Raymond memaparkan, keterbatasan anggaran menjadi alasan utama diterapkannya skema tersebut. Anggaran pengelolaan taman yang sebelumnya mencapai Rp 7 miliar mengalami penurunan drastis menjadi sekitar Rp 390 juta akibat pergeseran anggaran. Dalam kondisi itu, DLH bekerja sama dengan kelompok masyarakat setempat untuk menjaga dan membersihkan dua toilet di area Alun-alun, dengan penugasan resmi dari dinas.
Selain tugas kebersihan harian, para penjaga toilet juga menanggung biaya penyedotan septic tank yang harus dilakukan secara rutin hingga beberapa kali dalam setahun.
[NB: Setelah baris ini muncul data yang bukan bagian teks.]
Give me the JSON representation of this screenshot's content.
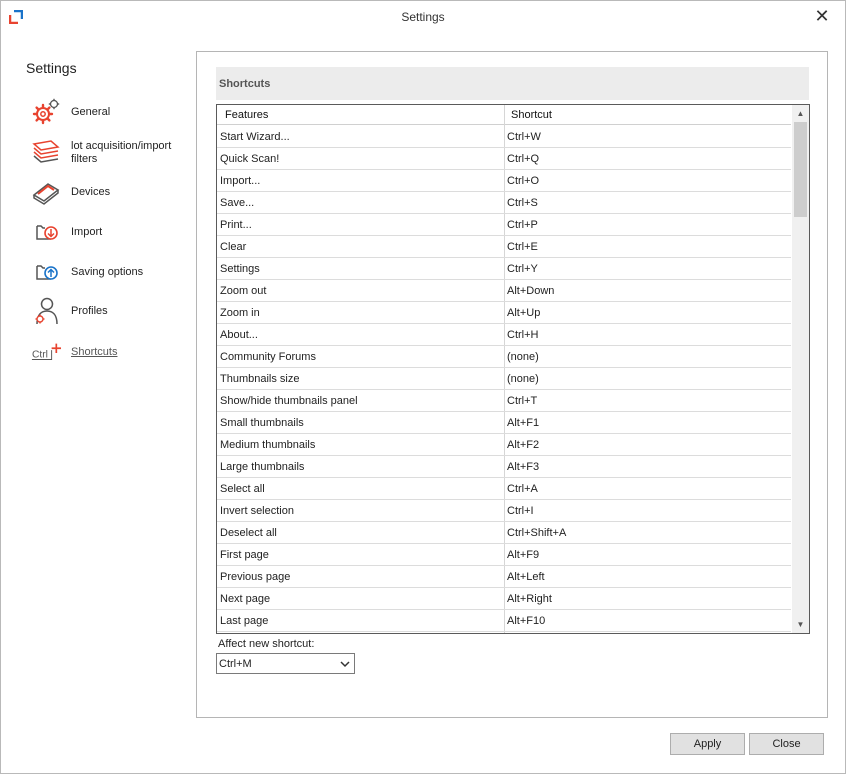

DLH tidak memiliki pos anggaran khusus untuk kebutuhan tersebut, sehingga kerja sama dengan masyarakat dipandang sebagai solusi paling realistis saat ini. Meski demikian, Raymond menegaskan pengawasan tetap dilakukan dan izin penugasan dapat dicabut jika kualitas kebersihan tidak memenuhi standar.
Tekanan anggaran pada sektor lingkungan dan meningkatnya kebutuhan perawatan fasilitas publik menempatkan Pemkot Malang pada persimpangan kebijakan yang krusial. Di satu sisi, keterbatasan fiskal menuntut solusi kreatif, namun di sisi lain, pemerintah daerah tetap berkewajiban menjamin layanan publik berjalan optimal tanpa melanggar aturan. Bagi DPRD, penataan ulang prioritas APBD ke depan menjadi agenda mendesak agar fungsi pelayanan dasar tidak terus terkikis oleh dominasi belanja pegawai.